Driven by love for boxing
Former amateur boxer Charles Mtshali, 50, is so in love with children and boxing that he has started a makeshift gym in his yard in Tsakane Extension 19, on the East Rand.
The gym - home to about 48 children, the youngest of whom is seven - is called Bigger Walker Boxing Club.
Mtshali says he trained as an amateur at Geo Maroon Boxing Club in Springs. According to Mtshali, the gym was started by his uncle Gideon Tshabalala in 1976.
That gym is now under trainer Themba Zulu.
Mtshali did not achieve greatness but says he won many diplomas before he stopped fighting in 1984.
The father of three (one boy and two girls), said: "I noticed that our children have nothing to do after school and on weekends, so before they got involved in wrong things, I decided to start my gym here at home in 2014.
"I walked around bothering people with unused things like poles and basically anything that would be useful.
"I assembled all these myself to make things like a punching bag, and even the boxing ring.
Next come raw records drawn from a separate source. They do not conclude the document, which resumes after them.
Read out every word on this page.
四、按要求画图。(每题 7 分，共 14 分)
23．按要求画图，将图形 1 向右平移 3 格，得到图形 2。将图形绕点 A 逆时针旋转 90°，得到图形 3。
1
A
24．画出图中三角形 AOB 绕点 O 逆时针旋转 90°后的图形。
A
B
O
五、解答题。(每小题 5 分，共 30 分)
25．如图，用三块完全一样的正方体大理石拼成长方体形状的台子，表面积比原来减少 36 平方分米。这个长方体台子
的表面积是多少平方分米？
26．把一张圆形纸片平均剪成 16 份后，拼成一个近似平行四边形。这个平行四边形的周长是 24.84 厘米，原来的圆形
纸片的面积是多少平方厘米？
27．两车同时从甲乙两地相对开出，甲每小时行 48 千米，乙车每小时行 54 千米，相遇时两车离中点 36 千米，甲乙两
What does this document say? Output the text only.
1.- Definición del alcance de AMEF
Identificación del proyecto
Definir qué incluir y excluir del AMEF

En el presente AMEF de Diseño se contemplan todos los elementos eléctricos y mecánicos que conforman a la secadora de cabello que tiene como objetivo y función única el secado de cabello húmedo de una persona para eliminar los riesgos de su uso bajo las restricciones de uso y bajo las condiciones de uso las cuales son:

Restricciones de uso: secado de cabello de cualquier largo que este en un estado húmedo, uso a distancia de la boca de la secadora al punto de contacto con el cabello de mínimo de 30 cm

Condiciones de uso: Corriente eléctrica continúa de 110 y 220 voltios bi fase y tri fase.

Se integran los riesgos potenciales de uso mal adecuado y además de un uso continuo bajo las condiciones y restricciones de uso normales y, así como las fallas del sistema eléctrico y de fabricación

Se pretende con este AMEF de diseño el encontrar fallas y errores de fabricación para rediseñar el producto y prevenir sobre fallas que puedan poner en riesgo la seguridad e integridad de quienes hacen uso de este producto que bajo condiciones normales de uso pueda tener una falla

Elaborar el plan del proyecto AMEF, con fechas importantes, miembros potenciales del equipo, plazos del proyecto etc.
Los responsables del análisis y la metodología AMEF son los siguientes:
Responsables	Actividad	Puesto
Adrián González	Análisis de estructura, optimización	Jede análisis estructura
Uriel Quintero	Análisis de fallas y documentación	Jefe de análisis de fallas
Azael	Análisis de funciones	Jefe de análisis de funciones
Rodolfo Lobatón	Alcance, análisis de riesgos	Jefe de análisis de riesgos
I am a handy man.
"Children love what they see and I also love what I see in my yard because at the end of the day, it enables me to train these children.
"My fighters are invited to amateur tournaments all the time because they are good."
Mtshali has one set of worn out pads, and about four pairs of torn boxing gloves. He says they have one gum guard that his boxers share when they fight - an unhygienic practice.
"When a boxer is finished fighting, we quickly rinse it and give it to another boxer," he said.
"We do not have head guards, skipping ropes, protectors and even bandages but my fighters do not notice all that.
"What drives them [and keeps them] happy is the love we all share for boxing."
Mtshali's biggest dilemma is when they must travel to boxing tournaments, due to lack of funds.
"We go around asking for donations so that we can hire a minibus to transport us," he said, adding that parents love to see their children being active but assisting financially is another story.
"I am unemployed myself and my wife is also not working. I survive on piece jobs which include painting people's houses and fitting tiles."
The saddest moments come for Mtshali and his fighters when it is raining. They cannot train due to their facility being outdoors.
"We cannot train because we are exposed to rain, cold and wind," he said.
"We have not produced a professional boxer but we will soon. My son [Manqoba]; my two neighbours' sons - Sifiso Malinga and Nhlanhla Mtshali - will be good professionals," he predicted.
Mtshali and his soldiers have appealed for help.